In front, the lycra man is coming down the last steps to our side of the river. Suddenly I am aware of them both together. They know each other. They have talked to each other by the water. I know it like I know my mother is dead. They are so different, but their movements have the same slow, withholding darkness. I grab Sarah’s arm.

‘Sarah, these guys, it’s not good. Be careful.’

Now they are walking faster together towards us. A cold comes over me. My thoughts slow down, distilling each idea to make it completely useful. Sarah casts one sharp glance at me and I hear her soundless intake of breath. There is hardly any time now. It has all been sucked away. The only thought I have is water – rushing, cold and clean on the black stones – killing air, murdering bubbles of oxygen to stay whole.

I feel the shadow behind me closing off the setting sun and at the same time I see the other man waving a knife in front of Sarah, who is standing on firm legs, half turned towards me. I hear her voice cut through the air.

‘A knife. So you’re planning to kill us both, are you?’

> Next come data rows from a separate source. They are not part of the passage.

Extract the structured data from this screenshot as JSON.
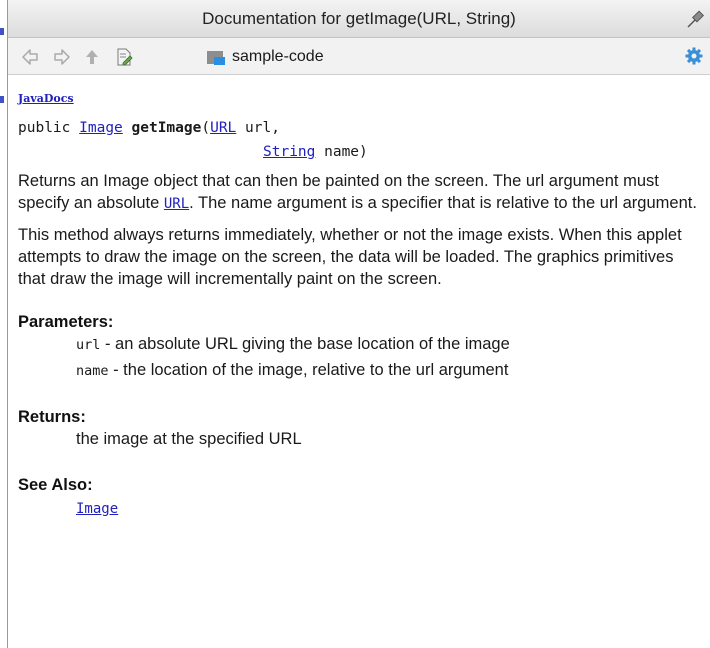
{
  "window": {
    "title": "Documentation for getImage(URL, String)"
  },
  "toolbar": {
    "buttons": [
      "back-arrow-icon",
      "forward-arrow-icon",
      "up-arrow-icon",
      "edit-source-icon"
    ],
    "module_label": "sample-code",
    "module_icon": "module-folder-icon",
    "settings_icon": "gear-icon"
  },
  "doc": {
    "javadocs_link": "JavaDocs",
    "signature": {
      "modifier": "public",
      "return_type": "Image",
      "method_name": "getImage",
      "open_paren": "(",
      "param1_type": "URL",
      "param1_rest": " url,",
      "param2_type": "String",
      "param2_rest": " name)"
    },
    "description_1": {
      "before_link": "Returns an Image object that can then be painted on the screen. The url argument must specify an absolute ",
      "link": "URL",
      "after_link": ". The name argument is a specifier that is relative to the url argument."
    },
    "description_2": "This method always returns immediately, whether or not the image exists. When this applet attempts to draw the image on the screen, the data will be loaded. The graphics primitives that draw the image will incrementally paint on the screen.",
    "parameters": {
      "title": "Parameters:",
      "items": [
        {
          "name": "url",
          "desc": " - an absolute URL giving the base location of the image"
        },
        {
          "name": "name",
          "desc": " - the location of the image, relative to the url argument"
        }
      ]
    },
    "returns": {
      "title": "Returns:",
      "text": "the image at the specified URL"
    },
    "see_also": {
      "title": "See Also:",
      "link": "Image"
    }
  },
  "colors": {
    "link": "#2020c0",
    "title_bar": "#e6e6e6",
    "toolbar": "#f2f2f2",
    "module_icon_blue": "#2a8fe0",
    "gear_blue": "#3b8fd6"
  }
}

Her words jump into the present moment, killing anything else, keeping us on the tight rope of what is happening to us right now, holding us firmly here, where we can survive this, not leading somewhere else or believing anything other than this. Fear is a strange, powerful thing. It wakes you up quick smart. Everything that is not essential, everything that leeches onto you, that is not part of your soul, is burnt. In a brief, studded instant, I see Jack. His face. But I don’t start checking out my life like a film in front of my eyes; I look for clues. I look for a big branch. I look at the water again. I don’t focus on the men. They are not moving, as if Sarah’s cold words had checked them an instant. Then before I can think the big one makes a step. I can sense him just behind me. I know that once he touches me I will not be able to move anymore. That’s when I jump towards Sarah and grab her and launch us both into the creek. As the waters lift and splash at us, she seems to spring to life and we are thrashing blindly ahead. We are doing the right thing – we were stuck – but now we are moving. They have not jumped in after us. They are still on the bank. We wade and wade and push ourselves forward, to the other side of the creek, away from the setting, dying sun.